En ocasiones, al salir del que hasta entonces habría sido un pueblo trabajador y apacible, con el fragor de los disparos y las explosiones persistiendo aún en los oídos y el crepitar de las llamas que salía de alguna ventana rota, oía el llanto solitario de un niño o una anciana junto a un cuerpo inerte, cerca del cráter de una granada o de una pared con enormes agujeros de balas. A diferencia del límite artificial que habían cruzado tiempo atrás, el paso de la tropa marcaba una divisoria real entre dos mundos. El paisaje aplastado y humeante de un gris apagado a sus espaldas contrastaba con el verdor de los campos en la dirección de su avance. Al mirar atrás le parecía estar viendo una vieja película en blanco y negro, como las que hacía una eternidad solía ver con su padre, sentados frente al televisor los fines de semana, esas noches en que se acostaban tan tarde que casi les sorprendía el primer resplandor del sol en la ventana, si no se quedaban dormidos en el saloncito de la casa, hasta que a su padre lo despertaba el suave deambular de su madre, y a él el olor del café recién hecho o la cercanía del juego de su hermana. Ahora su propio paso era la frontera móvil entre un blanco y negro de muerte y abandono y la variedad de verdes que le eran familiares desde niño. Al mirar al frente se veía en los veranos jugando frente a la ventana de la cocina donde su madre preparaba la comida mientras esperaban que su padre volviera del trabajo, y casi llegaba a sentir el aroma familiar que se anticipaba a la voz de ella, hasta que, después de la tercera o cuarta llamada, acudía por fin, perezoso, a sentarse con su hermana en la mesa… Verdes que armonizaban de forma natural con las casas y las gentes de los poblados que encontraban, que corrían a ocultarse o a dispararles desde sus escondites, motivando una vez más su respuesta implacable, obligándoles, como les habían enseñado, a destrozar casas y graneros, a aplastar vehículos, máquinas y aperos, a desgarrar a sus gentes, a no dejar intacto nada que pudiera aprovechar el enemigo… Sí, la dicotomía cromática del paisaje marcaba su orientación mejor que cualquier mapa, tornando inútiles las maniobras de los lugareños por arrancar o cambiar de sitio las señales de las carreteras, con la vana esperanza de confundir su avance.

 

En las arengas que recibían, que se fueron haciendo cada vez más espaciadas, les informaron escuetamente que la ocupación no marchaba del todo como estaba previsto, y que pronto recibirían municiones y refuerzos.
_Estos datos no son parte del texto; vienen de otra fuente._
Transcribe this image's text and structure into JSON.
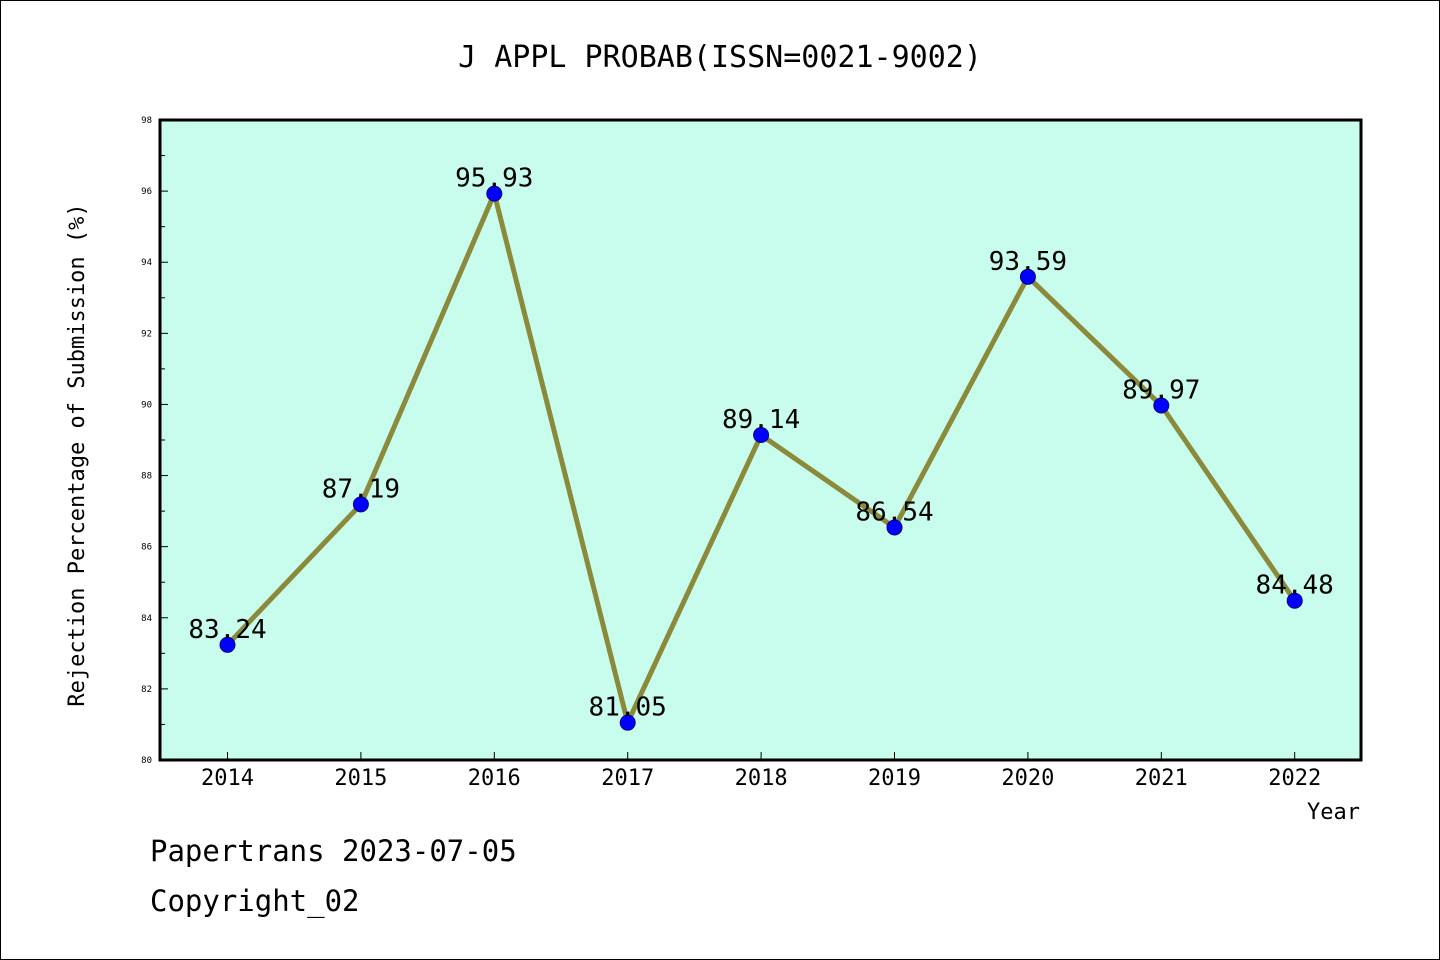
{
  "chart_data": {
    "type": "line",
    "title": "J APPL PROBAB(ISSN=0021-9002)",
    "xlabel": "Year",
    "ylabel": "Rejection Percentage of Submission (%)",
    "categories": [
      "2014",
      "2015",
      "2016",
      "2017",
      "2018",
      "2019",
      "2020",
      "2021",
      "2022"
    ],
    "values": [
      83.24,
      87.19,
      95.93,
      81.05,
      89.14,
      86.54,
      93.59,
      89.97,
      84.48
    ],
    "data_labels": [
      "83.24",
      "87.19",
      "95.93",
      "81.05",
      "89.14",
      "86.54",
      "93.59",
      "89.97",
      "84.48"
    ],
    "ylim": [
      80,
      98
    ],
    "yticks": [
      "80",
      "82",
      "84",
      "86",
      "88",
      "90",
      "92",
      "94",
      "96",
      "98"
    ],
    "grid": false,
    "colors": {
      "plot_background": "#c8fced",
      "line": "#8a8a3a",
      "marker": "#0000ff"
    }
  },
  "footer": {
    "line1": "Papertrans 2023-07-05",
    "line2": "Copyright_02"
  }
}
El enemigo, al parecer, había hecho retroceder a su ejército en varias posiciones. Es posible que hubieran de intensificar los ataques y que los mandos superiores dieran la orden de emplear armas más destructivas. Debían protegerse, con los equipos especiales que tenían y otros mejorados que venían en camino, de las armas más avanzadas que probablemente usaría también el enemigo, tan letales como las suyas. Él sabía que esas armas, quienquiera que las usara, acabarían con la guerra, extendiéndose como una nube invisible que lo envuelve todo.